Currently, in Kentucky, it seems the only change being pursued to address the number of those detained and the overcrowding of rural county jails is to expand and add more and more beds. To address this issue, the state needs to expand its COVID-19 administrative release program for those in jail awaiting trial. This temporary program demonstrated how releasing those awaiting trial does not significantly impact public safety. It can also help alleviate the financial burden county jails must bear to house pretrial inmates. It would also reduce the number of those detained if the state limited the number of offenses for which a money bond could be set, as rural county jails currently house a large number of impoverished inmates who could otherwise be released if they could afford bail.

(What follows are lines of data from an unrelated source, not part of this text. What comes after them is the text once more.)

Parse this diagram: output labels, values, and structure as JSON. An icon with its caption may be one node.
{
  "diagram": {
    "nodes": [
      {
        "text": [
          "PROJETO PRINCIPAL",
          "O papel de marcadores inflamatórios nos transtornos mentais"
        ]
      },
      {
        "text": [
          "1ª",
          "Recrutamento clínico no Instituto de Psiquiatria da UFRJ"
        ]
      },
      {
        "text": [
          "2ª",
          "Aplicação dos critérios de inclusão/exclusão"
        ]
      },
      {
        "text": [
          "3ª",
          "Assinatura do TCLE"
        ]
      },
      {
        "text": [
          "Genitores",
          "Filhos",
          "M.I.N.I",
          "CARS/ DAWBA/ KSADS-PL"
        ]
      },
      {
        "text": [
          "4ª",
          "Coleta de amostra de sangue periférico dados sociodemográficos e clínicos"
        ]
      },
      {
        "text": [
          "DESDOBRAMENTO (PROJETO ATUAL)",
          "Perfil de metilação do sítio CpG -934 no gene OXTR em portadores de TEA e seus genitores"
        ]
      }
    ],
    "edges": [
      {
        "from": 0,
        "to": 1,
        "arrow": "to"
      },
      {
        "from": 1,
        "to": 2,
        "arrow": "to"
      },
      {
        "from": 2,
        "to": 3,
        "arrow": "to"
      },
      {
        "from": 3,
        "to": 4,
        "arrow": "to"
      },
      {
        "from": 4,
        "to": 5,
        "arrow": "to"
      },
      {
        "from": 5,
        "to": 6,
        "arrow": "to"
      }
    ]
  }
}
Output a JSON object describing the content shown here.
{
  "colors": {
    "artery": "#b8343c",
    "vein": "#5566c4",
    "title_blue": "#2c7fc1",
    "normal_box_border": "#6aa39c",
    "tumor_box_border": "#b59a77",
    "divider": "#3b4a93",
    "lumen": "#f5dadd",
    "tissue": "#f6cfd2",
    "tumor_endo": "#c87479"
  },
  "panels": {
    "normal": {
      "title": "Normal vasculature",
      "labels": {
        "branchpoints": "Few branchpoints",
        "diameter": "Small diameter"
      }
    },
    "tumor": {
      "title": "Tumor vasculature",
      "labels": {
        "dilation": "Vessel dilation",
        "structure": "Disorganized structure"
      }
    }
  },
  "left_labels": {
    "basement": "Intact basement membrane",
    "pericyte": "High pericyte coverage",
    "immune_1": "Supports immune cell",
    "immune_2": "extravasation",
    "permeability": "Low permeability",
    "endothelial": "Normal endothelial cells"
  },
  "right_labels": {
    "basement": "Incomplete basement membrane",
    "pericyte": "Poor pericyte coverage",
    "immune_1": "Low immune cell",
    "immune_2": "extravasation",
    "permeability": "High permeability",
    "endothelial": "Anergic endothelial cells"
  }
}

Though policy changes are needed to discourage county jails’ economic dependence on incarceration, the state also needs to fundamentally address the policies and practices that send people to jail in the first place. Certain felonies, including drug possession and possession of a forged instrument, should be reduced to misdemeanors, which would reduce the number of people in state custody while also relieving overcrowding in rural county jails. And similarly, certain misdemeanor offenses need to be decriminalized or reduced to prepayable violations, which would also reduce arrests. Such misdemeanors could include criminal littering, possession of drug paraphernalia, disorderly conduct in the 2nd degree, and public intoxication, among others.
While these options would undoubtedly reduce incarceration and jail overcrowding, county governments would surely suffer a financial loss as a result. State policy changes to soften sentencing are, oddly enough, something many municipalities are pushing against, making it difficult for state officials to enact meaningful reforms. For many counties in eastern Kentucky facing tax revenue losses from coal production declines and in other rural parts of the state failing to remain financially afloat, the reduction in incarceration could mean financial devastation for their local governments. This only demonstrates how the lack of economic development and population shifts to urban areas has created total economic desperation in Kentucky’s rural communities, for which the state lacks a concrete plan.
Considering the clear financial incentives that fuel rural incarceration in the state, the wrongness of denying the right to vote to former felons becomes even more evident. Setting political differences aside, there are clear economic and societal incentives for scaling back on mass incarceration. Perhaps in pursuing such measures, the Commonwealth of Kentucky can be viewed as the flagship state in the country. However, these ambitions can only be matched through bi-partisan support.